Mr. Hewitson, quoting chiefly from Mr. Wolley, tells us, that the Golden Eagle begins to breed in March or early in April, and will return to the same eyrie for many successive years. It makes a nest of great size composed of sticks, (or in Shetland, where it would be difficult to find sticks, of long rope-like pieces of seaweed) lined with roots, dry grass, heather, moss, fern or other vegetable, not animal, materials. The nests, though usually on rocky ledges of precipices, are by no means always in inaccessible places, but may often be climbed to, from above or below without ropes and with little difficulty. The usual number of eggs is two, but three are sometimes found in the same nest; they are laid at intervals of several days. The hen sits very close after she begins to lay, so that the first egg is ready to hatch before the second.
The eggs are broad, very perfect ovals; slightly compressed towards one end ; they vary very much in colour, some being as above described by Mr. Yarrell; some having reddish white grounds, richly blotched and spotted, or thickly mottled, streaked, and clouded with varying shades of red, and reddish brown; a few are pure white, (then hardly distinguishable from the sea Eagle's); one egg is described as mottled closely throughout with ochreous brown, out the ordinary type Mr. Ilewitson seems to consider to be a closely mottled, dingy reddish ground with more or less deep red, specks, spots, and small blotches. Three eggs figured by this gentleman, measure according to his figures (usually very exact) 3 X 2.35, 3.13 X 2.3, 2.95 X 2.35.
To Dr. Jerdon's range of this species, we must add N. W. Africa. Col. Drummond Hay, I think, mentioned it as being found in Tangiers, and Mr. Tyrwhitt in the Ibis for 1867 remarks, that " it breeds at Tetuan, though not in great numbers.,, Mr. Tristram found it throughout the Barbary provinces, chiefly in the various dayats, or unimprovable oases, where it was breeding on Terebinth trees (Pistacia Atlantica,) making a huge platform of sticks on the topmost boughs. In one dayat in particular, that of Terebinet, a day's journey north of Berragan in the Nizab, the birds were almost gregarious, no less than seven pairs having their nests in one wood, described as " extending over many acres."

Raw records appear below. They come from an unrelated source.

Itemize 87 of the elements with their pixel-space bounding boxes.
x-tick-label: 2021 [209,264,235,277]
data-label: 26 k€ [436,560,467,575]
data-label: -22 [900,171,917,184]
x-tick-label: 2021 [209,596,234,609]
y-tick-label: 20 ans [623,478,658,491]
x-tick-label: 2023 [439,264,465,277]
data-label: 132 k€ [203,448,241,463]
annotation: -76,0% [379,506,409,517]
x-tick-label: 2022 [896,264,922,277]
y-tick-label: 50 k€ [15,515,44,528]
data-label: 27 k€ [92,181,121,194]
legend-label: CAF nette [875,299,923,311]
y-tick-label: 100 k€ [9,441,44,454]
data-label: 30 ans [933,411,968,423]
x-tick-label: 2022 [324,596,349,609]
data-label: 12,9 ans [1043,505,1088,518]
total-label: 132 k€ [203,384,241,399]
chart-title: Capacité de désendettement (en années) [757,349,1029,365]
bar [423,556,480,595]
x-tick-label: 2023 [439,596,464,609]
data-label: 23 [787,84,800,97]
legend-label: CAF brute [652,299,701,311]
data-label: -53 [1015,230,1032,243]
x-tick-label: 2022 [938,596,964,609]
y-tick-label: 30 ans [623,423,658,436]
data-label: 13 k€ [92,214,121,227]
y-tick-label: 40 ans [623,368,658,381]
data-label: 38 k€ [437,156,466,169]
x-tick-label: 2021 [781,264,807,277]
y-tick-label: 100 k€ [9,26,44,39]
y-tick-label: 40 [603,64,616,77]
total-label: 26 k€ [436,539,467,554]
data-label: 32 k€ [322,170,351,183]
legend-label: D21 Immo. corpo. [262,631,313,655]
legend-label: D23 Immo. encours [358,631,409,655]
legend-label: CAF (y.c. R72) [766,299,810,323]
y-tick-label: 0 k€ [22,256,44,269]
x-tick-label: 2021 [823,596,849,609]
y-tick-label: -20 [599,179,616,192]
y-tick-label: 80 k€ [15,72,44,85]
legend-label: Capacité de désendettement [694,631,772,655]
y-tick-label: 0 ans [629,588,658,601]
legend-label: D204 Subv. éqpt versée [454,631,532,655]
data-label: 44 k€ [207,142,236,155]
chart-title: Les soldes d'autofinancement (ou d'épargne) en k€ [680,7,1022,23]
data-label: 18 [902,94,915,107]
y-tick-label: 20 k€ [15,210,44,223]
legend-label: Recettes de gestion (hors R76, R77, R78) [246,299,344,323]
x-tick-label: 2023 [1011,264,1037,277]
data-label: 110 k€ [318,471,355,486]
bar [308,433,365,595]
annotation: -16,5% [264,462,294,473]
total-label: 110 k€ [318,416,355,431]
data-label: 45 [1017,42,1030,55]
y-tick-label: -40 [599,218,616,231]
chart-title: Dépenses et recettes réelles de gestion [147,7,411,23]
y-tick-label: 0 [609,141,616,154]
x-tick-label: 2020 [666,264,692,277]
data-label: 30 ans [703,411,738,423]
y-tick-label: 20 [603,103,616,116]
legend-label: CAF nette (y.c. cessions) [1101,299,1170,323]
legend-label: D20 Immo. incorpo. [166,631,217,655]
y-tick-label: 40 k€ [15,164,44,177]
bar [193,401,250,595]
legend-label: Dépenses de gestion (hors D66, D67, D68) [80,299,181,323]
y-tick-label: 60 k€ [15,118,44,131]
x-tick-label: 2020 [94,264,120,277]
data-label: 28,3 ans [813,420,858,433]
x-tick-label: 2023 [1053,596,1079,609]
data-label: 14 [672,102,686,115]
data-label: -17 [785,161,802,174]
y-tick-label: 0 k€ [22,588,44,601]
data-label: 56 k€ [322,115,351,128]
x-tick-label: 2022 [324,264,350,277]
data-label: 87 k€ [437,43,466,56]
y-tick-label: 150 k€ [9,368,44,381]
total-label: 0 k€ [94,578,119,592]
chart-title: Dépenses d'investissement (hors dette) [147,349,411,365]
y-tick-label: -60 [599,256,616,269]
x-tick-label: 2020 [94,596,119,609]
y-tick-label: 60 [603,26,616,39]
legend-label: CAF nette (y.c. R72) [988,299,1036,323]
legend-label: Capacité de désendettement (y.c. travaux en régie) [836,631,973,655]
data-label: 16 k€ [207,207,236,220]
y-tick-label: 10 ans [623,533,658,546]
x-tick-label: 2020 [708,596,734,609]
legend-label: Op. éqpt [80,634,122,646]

I append measurements and a description of a magnificent young female, shot in the south of France, and now in Col. Tytler's collection, in what is known in England as the ring-tail stage of Plumage.
Length, 41. (?) Wing, 27.63. Tail, 16.25. Tarsus, 4.38. Mid toe (to root of claw), 0.3. Inner toe, 1.94. Hind toe, 1.81. The two latter, with the tarsus, enormously stout.
Mid toe claw. Outer toe claw. Inner toe claw. Hind toe claw.
Length along curve 1.81 1.31 2.44 2.75
Circumference at base 1.13 0.88 1.5 1.53
Bill along curve, from edge of cere, 2; from gape, 2.75. Height at edge of cere, 1. Width at gape, 1.94 (?) Length of cere, 0.91.
DESCRIPTION. The bird is rich purplish brown, the feathers of the occiput and nape, narrowly pointed and tipped with rufous fawn. Scapulars and secondaries much darker, the coverts lighter, primaries almost black. Basal half of the tail pure white, (hence the English name of ring-tail) then a broad, irregular, mottled grey band and the rest nearly black. All but the first three primaries have much white at the base. Underneath, the same purple brown, much variegated, especially on the breast, and lower tail coverts with white, all the feathers being pure white at the base.
The enormous strength of the tarsi, feet, and claws, distinguish it at once from the finest Imperialis, but the bill is not, it seems to me, proportionally stronger.